Acho, honestamente, que as duas razões que me levaram a me libertar do peso
asfixiante de décadas de doutrinação numa tradição religiosa são
suficientemente fortes e consistentes para levar outras pessoas a abandonar também
seus hábitos de vida religiosos. No entanto, uma grande maioria de pessoas no
Ocidente ainda não ousou sequer considerá-las, não se dispõe sequer a cogitar
delas, preferindo viver uma vida nutrida num embuste originário, ao qual o
cristianismo deve sua existência: a ressurreição de Jesus. (talvez, porque,
embora consistentes essas razões, raramente as pessoas abandonam suas
convicções religiosas quando se lhes apresentam argumentos razoáveis). A lógica
falha sistematicamente no cérebro de pessoas que foram expostas, desde tenra
idade, a um sistema de doutrinação religiosa.
Se a crença na ressurreição de
Jesus nunca tivesse conseguido atrair seguidores, o cristianismo jamais teria
existido. O cristianismo tradicional reza que a morte de Cristo trouxe a
salvação à humanidade. Mas Cristo não poderia morrer verdadeiramente, se
quisessem que alguém acreditasse que Deus trouxe a Salvação. Era preciso
acreditar que Cristo ressuscitou dos mortos e que a sua crucificação não era um
mal, mas um acontecimento planejado por Deus-Pai, cuja boa intenção (salvar os
humanos) justificava o meio (permitir o martírio e a crucificação de seu
filho). A ressurreição (este embuste de pouco mais de 2.000 anos) é o
fundamento da religião cristã. Sem ela, Jesus não passaria de um profeta judeu
apocalíptico (o que ele foi historicamente) que sofrera um fim trágico e
imerecido. Mas, se Jesus nunca tivesse existido, ainda assim se teria
desenvolvido alguma fé semelhante ao cristianismo? É provável que sim. No
século I, época em que viveu Jesus de Nazaré, havia muitos outros candidatos a
Messias, um dos quais era Apolônio de Tiana, que viajava com seus discípulos
curando aleijados, expulsando demônios, recobrando a visão de cegos, etc.
Muitos também acreditavam ser ele o filho de Deus. Apolônio pregava que as
pessoas deveriam se preocupar com o destino de suas almas em vez de se preocupar
com o conforto material. Ele também sofreu perseguição dos romanos, morreu e -
para seus seguidores- ascendeu aos céus. A simetria com a vida de Jesus não é
mera coincidência. Tanto quanto Jesus, Apolônio não sustentava uma doutrina de
amor interétnico (ao contrário do que supõem os cristãos modernos, Jesus não
pregava um amor universal).
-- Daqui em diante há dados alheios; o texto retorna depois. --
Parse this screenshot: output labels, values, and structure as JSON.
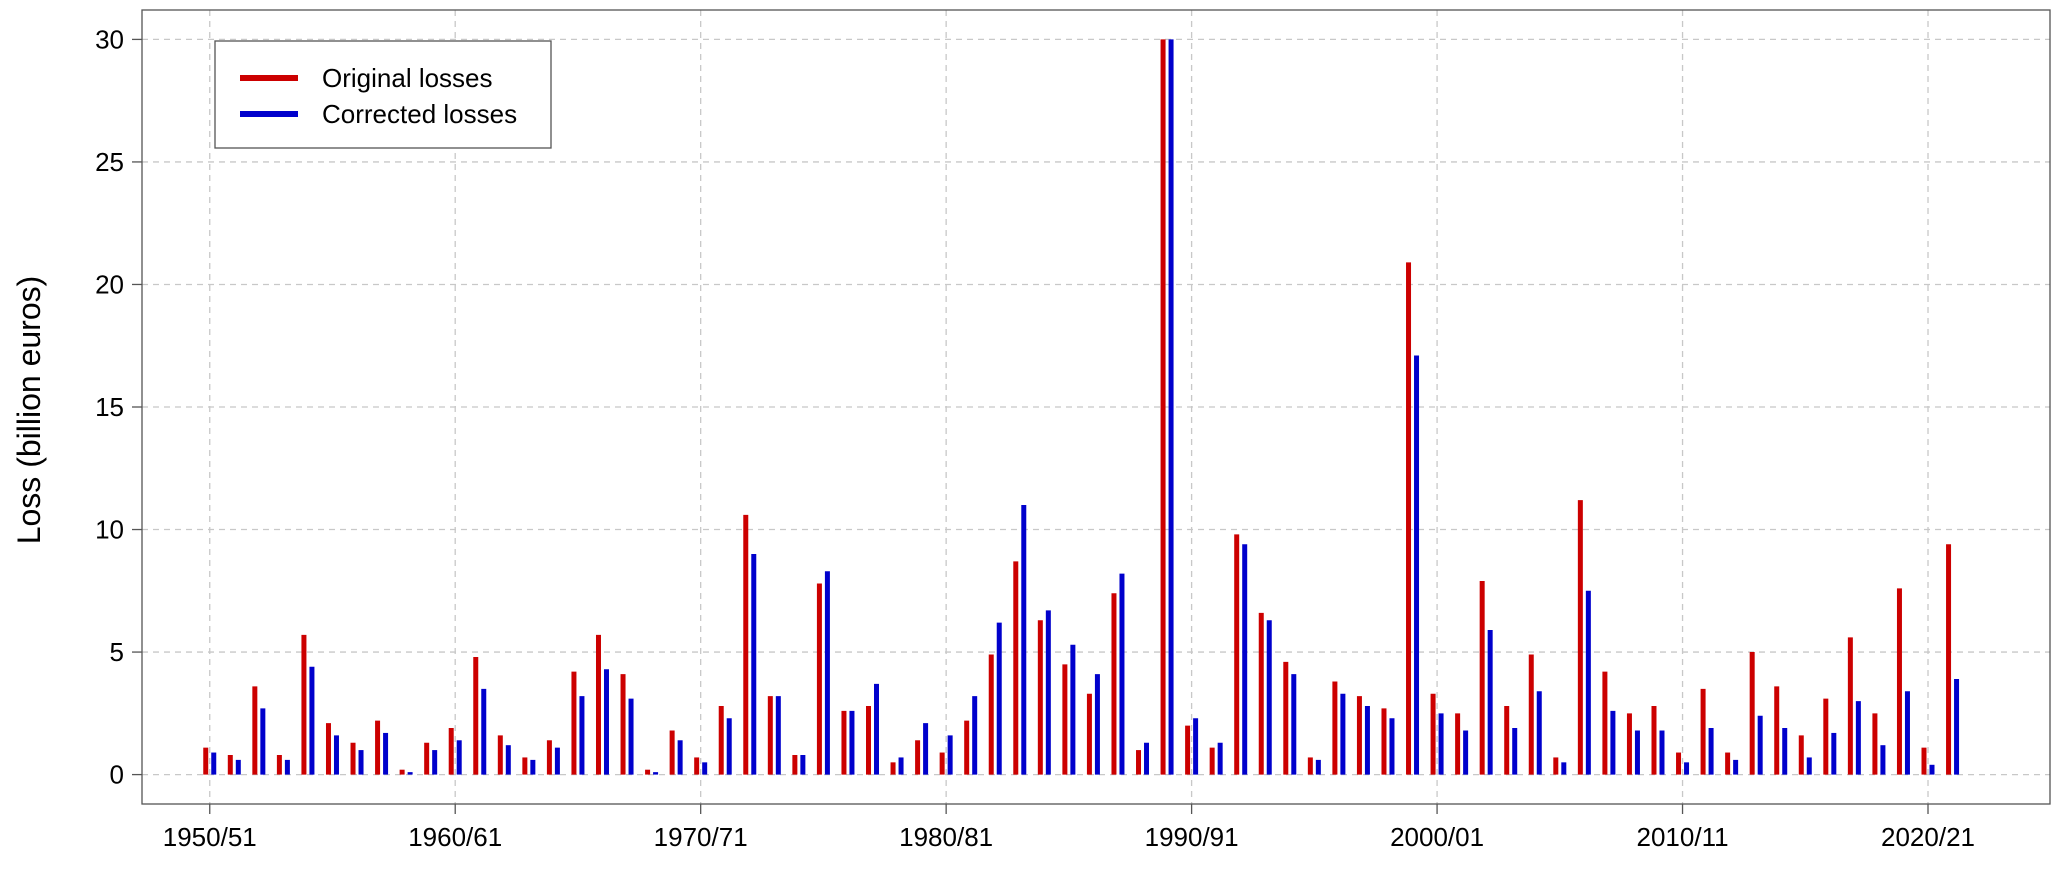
{
  "chart_data": {
    "type": "bar",
    "y_label": "Loss (billion euros)",
    "categories": [
      "1950/51",
      null,
      null,
      null,
      null,
      null,
      null,
      null,
      null,
      null,
      "1960/61",
      null,
      null,
      null,
      null,
      null,
      null,
      null,
      null,
      null,
      "1970/71",
      null,
      null,
      null,
      null,
      null,
      null,
      null,
      null,
      null,
      "1980/81",
      null,
      null,
      null,
      null,
      null,
      null,
      null,
      null,
      null,
      "1990/91",
      null,
      null,
      null,
      null,
      null,
      null,
      null,
      null,
      null,
      "2000/01",
      null,
      null,
      null,
      null,
      null,
      null,
      null,
      null,
      null,
      "2010/11",
      null,
      null,
      null,
      null,
      null,
      null,
      null,
      null,
      null,
      "2020/21",
      null
    ],
    "series": [
      {
        "name": "Original losses",
        "color": "#cc0000",
        "values": [
          1.1,
          0.8,
          3.6,
          0.8,
          5.7,
          2.1,
          1.3,
          2.2,
          0.2,
          1.3,
          1.9,
          4.8,
          1.6,
          0.7,
          1.4,
          4.2,
          5.7,
          4.1,
          0.2,
          1.8,
          0.7,
          2.8,
          10.6,
          3.2,
          0.8,
          7.8,
          2.6,
          2.8,
          0.5,
          1.4,
          0.9,
          2.2,
          4.9,
          8.7,
          6.3,
          4.5,
          3.3,
          7.4,
          1.0,
          30,
          2.0,
          1.1,
          9.8,
          6.6,
          4.6,
          0.7,
          3.8,
          3.2,
          2.7,
          20.9,
          3.3,
          2.5,
          7.9,
          2.8,
          4.9,
          0.7,
          11.2,
          4.2,
          2.5,
          2.8,
          0.9,
          3.5,
          0.9,
          5.0,
          3.6,
          1.6,
          3.1,
          5.6,
          2.5,
          7.6,
          1.1,
          9.4
        ]
      },
      {
        "name": "Corrected losses",
        "color": "#0000cc",
        "values": [
          0.9,
          0.6,
          2.7,
          0.6,
          4.4,
          1.6,
          1.0,
          1.7,
          0.1,
          1.0,
          1.4,
          3.5,
          1.2,
          0.6,
          1.1,
          3.2,
          4.3,
          3.1,
          0.1,
          1.4,
          0.5,
          2.3,
          9.0,
          3.2,
          0.8,
          8.3,
          2.6,
          3.7,
          0.7,
          2.1,
          1.6,
          3.2,
          6.2,
          11.0,
          6.7,
          5.3,
          4.1,
          8.2,
          1.3,
          30,
          2.3,
          1.3,
          9.4,
          6.3,
          4.1,
          0.6,
          3.3,
          2.8,
          2.3,
          17.1,
          2.5,
          1.8,
          5.9,
          1.9,
          3.4,
          0.5,
          7.5,
          2.6,
          1.8,
          1.8,
          0.5,
          1.9,
          0.6,
          2.4,
          1.9,
          0.7,
          1.7,
          3.0,
          1.2,
          3.4,
          0.4,
          3.9
        ]
      }
    ],
    "ylim": [
      -1.2,
      31.2
    ],
    "yticks": [
      0,
      5,
      10,
      15,
      20,
      25,
      30
    ],
    "grid": true,
    "legend": "top-left"
  }
}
Na época em que viveu Apolônio, já tinham sido
escritos os evangelhos cristãos. É possível que seus seguidores tenham
construído suas narrativas da vida e do ministério de Apolônio a partir dos
relatos sobre Jesus. Convergências desse tipo eram normais e frequentes. Os
antigos catequizadores trabalhavam num ambiente competitivo, em que uma
religião competia com outras a atenção das pessoas. Para que uma religião fosse
bem-sucedida, era necessário que oferecesse, pelo menos, tantas vantagens
quantas as que a concorrência oferecia. As religiões se desenvolviam acirrando
a concorrência: os seguidores de Jesus odiavam os seguidores de Apolônio, e
estes lhes retribuíam com a mesma moeda de ódio.
Este é apenas um dos muitos exemplos hauridos da investigação da
história da formação do cristianismo que, uma vez conhecidos, tornam difícil
legitimar a crença no Deus cristão como o único Deus verdadeiramente existente
e em Cristo como o Messias que se identificou com a própria Verdade, levando
Pilatos, tomado de perplexidade, a questionar: “Que é a verdade?” (João 18:
38).
“Conhecereis a Verdade e a Verdade vos libertará”. (João 8: 32)
Mas, nesse caso, já não perguntamos nós hoje o que é a verdade, mas como
seus efeitos (discursivos) se produzem na história.